He bent over and began, in his turn, to try and seize hold of her hair. But her slim little figure instantly spun round on its heels, so that her long locks slipped out of his hand again, and then she sprang like lightning over the narrow ditch by the side of the road, and, before he could collect himself, was away across the broad field, where she suddenly vanished from his sight as if by miracle.

His horse had shied at the girl's quick movement, and, for a moment, gave his master enough to do in looking after him. Now, when he had quieted him again, and, half laughing, half provoked, had dashed into the meadow in pursuit of the fugitive, he could find no trace of her. He called her name, spoke to her persuasively, and promised not to touch her any more if she would only show herself again. It was only after he had given up the search, and had angrily wheeled his horse round in order to ride back into the avenue, that he heard, from behind a heap of stones close at his side, which he had overlooked in his zeal, a shrill giggling; and suddenly the girl sprang from the ground and coolly marched up to him.

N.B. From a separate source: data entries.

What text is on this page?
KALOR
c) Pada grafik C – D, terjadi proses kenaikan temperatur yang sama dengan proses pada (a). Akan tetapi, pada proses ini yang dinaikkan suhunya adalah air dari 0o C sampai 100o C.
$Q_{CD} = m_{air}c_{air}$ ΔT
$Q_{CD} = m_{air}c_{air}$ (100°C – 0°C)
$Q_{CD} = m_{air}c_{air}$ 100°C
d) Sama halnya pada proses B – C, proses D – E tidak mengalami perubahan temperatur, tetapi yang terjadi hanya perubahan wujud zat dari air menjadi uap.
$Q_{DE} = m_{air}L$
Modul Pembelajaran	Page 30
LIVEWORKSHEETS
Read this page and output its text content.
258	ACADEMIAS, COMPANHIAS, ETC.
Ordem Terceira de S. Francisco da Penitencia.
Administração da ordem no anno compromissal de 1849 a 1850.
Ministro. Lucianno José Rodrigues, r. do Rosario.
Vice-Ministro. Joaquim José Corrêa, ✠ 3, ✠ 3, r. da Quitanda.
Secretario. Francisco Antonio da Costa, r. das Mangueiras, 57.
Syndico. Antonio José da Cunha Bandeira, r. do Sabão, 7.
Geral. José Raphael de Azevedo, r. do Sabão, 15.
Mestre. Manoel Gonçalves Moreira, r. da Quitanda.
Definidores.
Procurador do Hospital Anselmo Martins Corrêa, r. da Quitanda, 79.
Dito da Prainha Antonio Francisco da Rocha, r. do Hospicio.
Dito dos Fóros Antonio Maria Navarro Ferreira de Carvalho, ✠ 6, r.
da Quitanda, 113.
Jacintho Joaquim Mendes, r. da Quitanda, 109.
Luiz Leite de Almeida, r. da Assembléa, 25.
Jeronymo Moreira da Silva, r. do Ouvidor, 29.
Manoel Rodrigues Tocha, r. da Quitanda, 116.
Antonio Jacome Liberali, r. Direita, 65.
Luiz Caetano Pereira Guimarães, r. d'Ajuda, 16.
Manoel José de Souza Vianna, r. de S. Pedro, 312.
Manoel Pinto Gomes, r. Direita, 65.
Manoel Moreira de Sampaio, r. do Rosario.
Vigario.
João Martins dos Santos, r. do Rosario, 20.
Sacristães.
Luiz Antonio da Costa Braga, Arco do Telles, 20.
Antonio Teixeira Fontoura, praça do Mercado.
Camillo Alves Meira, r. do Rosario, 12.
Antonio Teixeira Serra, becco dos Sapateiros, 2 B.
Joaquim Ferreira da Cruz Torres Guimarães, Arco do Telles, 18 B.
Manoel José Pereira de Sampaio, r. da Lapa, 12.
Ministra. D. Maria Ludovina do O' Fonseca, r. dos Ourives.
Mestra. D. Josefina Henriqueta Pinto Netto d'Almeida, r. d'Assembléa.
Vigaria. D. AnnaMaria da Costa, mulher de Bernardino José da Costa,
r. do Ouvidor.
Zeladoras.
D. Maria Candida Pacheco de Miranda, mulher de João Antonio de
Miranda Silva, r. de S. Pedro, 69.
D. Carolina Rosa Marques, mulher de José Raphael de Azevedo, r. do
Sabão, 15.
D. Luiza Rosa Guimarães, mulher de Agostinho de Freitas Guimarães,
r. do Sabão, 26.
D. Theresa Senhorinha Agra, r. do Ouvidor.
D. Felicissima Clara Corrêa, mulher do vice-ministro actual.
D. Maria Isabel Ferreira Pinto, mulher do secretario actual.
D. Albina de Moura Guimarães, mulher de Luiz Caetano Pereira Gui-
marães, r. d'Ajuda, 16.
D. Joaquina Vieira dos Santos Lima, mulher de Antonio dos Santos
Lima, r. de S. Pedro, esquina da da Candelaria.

"Now you see that you couldn't have caught me, if I had not wanted you to," she cried. "Now just ride quietly home; I can find my way well enough."

"You are a regular witch--that's what you are!" he cried, laughingly. "I see that people have more reason to be afraid of you than you of them. But listen, Zenz, since we have chanced to meet in this way, tell me now why you won't come to Herr Jansen's any more?"

The question seemed to be disagreeable to her. She turned sharply on her heel, and said, defiantly, beginning to put her dishevelled hair in order: "What is that to you? What do you know about me, anyway? I can do as I like, I suppose."

"To be sure, Zenz. But it would be very nice of you if you would listen to reason, and show yourself again. I am an artist, too, and would like very much to make a sketch of you. Or, if you don't want to come to the big studio any more, I have a very quiet lodging, and not a soul would find it out if you came to me; you may be sure no one would do you any harm, and I would give you a good reward--and you should choose what you would have."

While he was speaking she had never left off shaking her head. What her expression was he could not see, for she had sank her chin on her breast. Now she suddenly looked up at him and said, with a little laugh that became her charmingly, while she twisted her streaming hair into a thick knot: "I would just like to sit on horseback once, and ride round real fast in a circle."

"If it's nothing more than that," he laughed, "come! Don't be afraid, but put your foot in the stirrup."

He bent down over her again, grasped her under the arm that she reached out to him, and swung up the light little figure as if it had been a feather; then he let her down on the saddle before him and seized the bridle. She instantly clasped her arms tight round his body, and clung so close to him that for a moment she almost took his breath away, "Do you sit firmly?" he called to her. She nodded, and laughed softly to herself. Then he set his horse in motion and began to ride round in a circle, at first slowly, then faster and faster, and she sat before him on the saddle without moving, and pressed her head close against his breast.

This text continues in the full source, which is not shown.